Quand la République était révolutionnaire: Citoyenneté et représentation en 1848 PDF

Antiquité, le Moyen Quand la République était révolutionnaire: Citoyenneté et représentation en 1848 PDF et l’époque moderne – et aux études parlementaires dans leur diversité. La revue est indexée dans la Bibliographie annuelle d’histoire de France, dans la base Scopus et l’International Bibliography of the Social Sciences.

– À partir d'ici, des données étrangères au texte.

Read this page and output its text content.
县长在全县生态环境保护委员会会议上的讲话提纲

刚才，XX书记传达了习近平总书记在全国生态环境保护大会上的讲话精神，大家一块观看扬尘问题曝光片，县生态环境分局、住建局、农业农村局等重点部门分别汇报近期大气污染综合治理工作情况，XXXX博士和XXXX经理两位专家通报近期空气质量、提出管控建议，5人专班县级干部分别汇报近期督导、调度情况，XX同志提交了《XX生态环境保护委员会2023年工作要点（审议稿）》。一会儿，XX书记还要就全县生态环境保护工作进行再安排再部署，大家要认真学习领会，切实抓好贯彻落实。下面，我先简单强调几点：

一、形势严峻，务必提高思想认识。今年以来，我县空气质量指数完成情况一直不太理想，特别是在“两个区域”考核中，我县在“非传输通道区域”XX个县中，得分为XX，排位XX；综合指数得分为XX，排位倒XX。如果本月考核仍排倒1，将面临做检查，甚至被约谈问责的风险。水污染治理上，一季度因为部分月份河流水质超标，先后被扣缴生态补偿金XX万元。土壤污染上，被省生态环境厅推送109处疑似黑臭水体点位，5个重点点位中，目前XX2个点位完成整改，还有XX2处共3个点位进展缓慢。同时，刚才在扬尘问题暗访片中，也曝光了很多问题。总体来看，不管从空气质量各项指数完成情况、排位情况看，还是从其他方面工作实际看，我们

Quand la République était révolutionnaireCitoyenneté et représentation en 1848L’insurrection imprévue de février 1848 a fait naître une République. Mais que recouvre exactement le mot ?Loin de s’enfermer dans des discussions savantes, cette question fait l’objet de débats publics, de manifestations et d’affrontements, en particulier dans les rues de Paris. Deux conceptions opposées de la République se constituent. D’un côté, la République modérée, défendue par la majorité du Gouvernement provisoire puis de l’Assemblée nationale, selon laquelle la République se résume dans l’élection au suffrage « universel » (les femmes en restent exclues). D’un autre côté, la République démocratique et sociale, qui rallie des membres de clubs, des ouvriers, de simples citoyens, pour lesquels la République n’a de sens que si elle permet au peuple de participer directement aux affaires publiques, de garder le contrôle sur ses représentants et d’assurer l’émancipation des travailleurs.L’échec de l’insurrection de juin permet le triomphe de la République modérée et des institutions du gouvernement représentatif, mais la République démocratique et sociale se maintient, comme horizon révolutionnaire, au sein du mouvement ouvrier naissant.En retrouvant les discours et les controverses sur le sens de la citoyenneté et de la représentation, cette plongée dans le printemps 1848 laisse entrevoir la possibilité d’une République émancipatrice, non advenue mais dont la puissance révolutionnaire est toujours actuelle.Samuel Hayat est docteur en science politique de l’Université Paris 8-Saint-Denis et lauréat 2012 du prix Aguirre-Basualdo en Droit et Sciences politiques de la Chancellerie des Universités de Paris. Chercheur au Conservatoire national des arts et métiers, membre des comités de rédaction des revues Tracés et Participations, ses travaux portent sur l’histoire et la théorie de la représentation politique, ainsi que sur la sociologie historique du mouvement ouvrier français.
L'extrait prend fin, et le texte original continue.